We now know that owners of Xbox consoles will be able to use their own console to stream their games for free, without any fees attached. However, Microsoft's real bid with Project xCloud is to broaden the total addressable market (TAM).
Speaking to GamesIndustry after the E3 2019 briefing, Head of Gaming Phil Spencer pointed to untapped territories like Africa and India as areas where consoles don't currently do well, unlike smartphones. Thus, Project xCloud could be the perfect way to get these gamers to play Xbox titles.
We know that the first customers for xCloud are going to be people who own an Xbox. It's going to be, 'Oh, I want to play my Xbox when I'm away.' Last month, Catherine [Gluckstein, chief of staff/strategy for Xbox] and I were in Africa. Not a lot of Xboxes in Africa. Not a lot of game consoles. 1.2 billion people on the continent of Africa. Average age is 19 on the continent. They know Fortnite, they know Halo, they know Gears of War. They just don't have a device.
There are gamers there, but the device they have is an Android phone. So today they are kind-of locked out of what an E3 is -- outside of watching -- because of the capability they have.
When I think about the two billion [gamers worldwide], which is a number that has tripled over the last two decades, I really think about how we service the two billion who play today with as much content and services as we can offer, but also go to places like Africa. I was looking at some of the PUBG mobile numbers in India and they're crazy -- they've had 100 million downloads or something.
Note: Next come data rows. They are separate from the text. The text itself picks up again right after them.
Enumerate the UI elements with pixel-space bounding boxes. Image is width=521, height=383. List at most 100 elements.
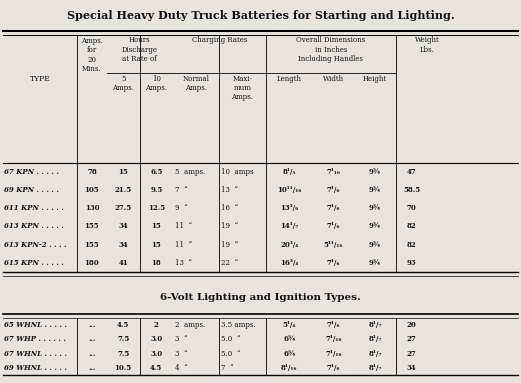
Text: 613 KPN . . . . .: 613 KPN . . . . .	[4, 223, 64, 231]
Text: 67 KPN . . . . .: 67 KPN . . . . .	[4, 168, 59, 176]
Text: 9¾: 9¾	[369, 204, 381, 212]
Text: 7¹/₆: 7¹/₆	[327, 223, 340, 231]
Text: 14¹/₇: 14¹/₇	[280, 223, 299, 231]
Text: ...: ...	[88, 321, 96, 329]
Text: 4  “: 4 “	[175, 364, 188, 372]
Text: 615 KPN . . . . .: 615 KPN . . . . .	[4, 259, 64, 267]
Text: 7¹/₆: 7¹/₆	[327, 364, 340, 372]
Text: Amps.
for
20
Mins.: Amps. for 20 Mins.	[81, 37, 103, 73]
Text: 70: 70	[407, 204, 416, 212]
Text: 3.0: 3.0	[150, 336, 163, 344]
Text: 613 KPN-2 . . . .: 613 KPN-2 . . . .	[4, 241, 67, 249]
Text: 7¹/₆: 7¹/₆	[327, 186, 340, 194]
Text: 65 WHNL . . . . .: 65 WHNL . . . . .	[4, 321, 67, 329]
Text: 67 WHP . . . . . .: 67 WHP . . . . . .	[4, 336, 66, 344]
Text: 21.5: 21.5	[115, 186, 132, 194]
Text: 11  “: 11 “	[175, 223, 192, 231]
Text: Maxi-
mum
Amps.: Maxi- mum Amps.	[231, 75, 253, 101]
Text: 155: 155	[84, 223, 100, 231]
Text: 15: 15	[152, 241, 161, 249]
Text: 180: 180	[84, 259, 100, 267]
Text: ...: ...	[88, 336, 96, 344]
Text: 155: 155	[84, 241, 100, 249]
Text: 5.0  “: 5.0 “	[221, 336, 240, 344]
Text: 8¹/₇: 8¹/₇	[368, 364, 382, 372]
Text: 7¹₁₆: 7¹₁₆	[327, 168, 340, 176]
Text: 27: 27	[407, 336, 416, 344]
Text: 2: 2	[154, 321, 159, 329]
Text: 3  “: 3 “	[175, 336, 188, 344]
Text: 10¹¹/₁₆: 10¹¹/₁₆	[277, 186, 301, 194]
Text: 16  “: 16 “	[221, 204, 238, 212]
Text: 82: 82	[407, 241, 416, 249]
Text: 7¹/₆: 7¹/₆	[327, 204, 340, 212]
Text: 78: 78	[87, 168, 97, 176]
Text: 34: 34	[118, 241, 128, 249]
Text: 8¹/₅: 8¹/₅	[282, 168, 296, 176]
Text: 20: 20	[407, 321, 416, 329]
Text: 13³/₆: 13³/₆	[280, 204, 299, 212]
Text: 93: 93	[407, 259, 416, 267]
Text: 9  “: 9 “	[175, 204, 188, 212]
Text: 41: 41	[118, 259, 128, 267]
Text: 7.5: 7.5	[117, 336, 129, 344]
Text: 7¹/₆: 7¹/₆	[327, 321, 340, 329]
Text: 7¹/₁₆: 7¹/₁₆	[325, 350, 342, 358]
Text: 3.5 amps.: 3.5 amps.	[221, 321, 255, 329]
Text: 2  amps.: 2 amps.	[175, 321, 205, 329]
Text: 15: 15	[118, 168, 128, 176]
Text: Overall Dimensions
in Inches
Including Handles: Overall Dimensions in Inches Including H…	[296, 36, 365, 63]
Text: 9¾: 9¾	[369, 168, 381, 176]
Text: 105: 105	[84, 186, 100, 194]
Text: Weight
Lbs.: Weight Lbs.	[415, 36, 440, 54]
Text: 8¹/₇: 8¹/₇	[368, 350, 382, 358]
Text: 12.5: 12.5	[148, 204, 165, 212]
Text: 19  “: 19 “	[221, 241, 238, 249]
Text: 5  amps.: 5 amps.	[175, 168, 205, 176]
Text: 13  “: 13 “	[221, 186, 238, 194]
Text: 6-Volt Lighting and Ignition Types.: 6-Volt Lighting and Ignition Types.	[160, 293, 361, 302]
Text: 4.5: 4.5	[150, 364, 163, 372]
Text: 6.5: 6.5	[150, 168, 163, 176]
Text: 67 WHNL . . . . .: 67 WHNL . . . . .	[4, 350, 67, 358]
Text: 5
Amps.: 5 Amps.	[112, 75, 134, 92]
Text: 9¾: 9¾	[369, 241, 381, 249]
Text: 34: 34	[407, 364, 416, 372]
Text: 19  “: 19 “	[221, 223, 238, 231]
Text: Length: Length	[277, 75, 302, 83]
Text: 8¹/₁₆: 8¹/₁₆	[281, 364, 297, 372]
Text: 6¾: 6¾	[283, 336, 295, 344]
Text: 9¾: 9¾	[369, 223, 381, 231]
Text: 34: 34	[118, 223, 128, 231]
Text: 130: 130	[85, 204, 99, 212]
Text: 8¹/₇: 8¹/₇	[368, 321, 382, 329]
Text: 6¾: 6¾	[283, 350, 295, 358]
Text: 9¾: 9¾	[369, 186, 381, 194]
Text: 69 KPN . . . . .: 69 KPN . . . . .	[4, 186, 59, 194]
Text: 82: 82	[407, 223, 416, 231]
Text: Normal
Amps.: Normal Amps.	[182, 75, 209, 92]
Text: 10.5: 10.5	[115, 364, 132, 372]
Text: 22  “: 22 “	[221, 259, 238, 267]
Text: 27.5: 27.5	[115, 204, 132, 212]
Text: 16³/₄: 16³/₄	[280, 259, 299, 267]
Text: 7¹/₆: 7¹/₆	[327, 259, 340, 267]
Text: Hours
Discharge
at Rate of: Hours Discharge at Rate of	[122, 36, 158, 63]
Text: 8¹/₇: 8¹/₇	[368, 336, 382, 344]
Text: 10
Amps.: 10 Amps.	[145, 75, 167, 92]
Text: 27: 27	[407, 350, 416, 358]
Text: 5.0  “: 5.0 “	[221, 350, 240, 358]
Text: 47: 47	[407, 168, 416, 176]
Text: ...: ...	[88, 364, 96, 372]
Text: 5¹¹/₁₆: 5¹¹/₁₆	[324, 241, 343, 249]
Text: 15: 15	[152, 223, 161, 231]
Text: Height: Height	[363, 75, 387, 83]
Text: 10  amps: 10 amps	[221, 168, 253, 176]
Text: 7  “: 7 “	[175, 186, 188, 194]
Text: TYPE: TYPE	[30, 75, 50, 83]
Text: 5¹/₄: 5¹/₄	[282, 321, 296, 329]
Text: 9.5: 9.5	[150, 186, 163, 194]
Text: 18: 18	[152, 259, 161, 267]
Text: 9¾: 9¾	[369, 259, 381, 267]
Text: 4.5: 4.5	[117, 321, 129, 329]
You see these markets where gaming can grow to the next two billion or even more.... There are seven billion people on the planet. For me, I think they should all play video games.
The big question surrounding game streaming via cloud remains the quality of the experience, which is going to be largely determined by latency. Project xCloud should begin public testing later this year and Google Stadia launches in November, so we're not far off from experiencing how these services will actually work in practice.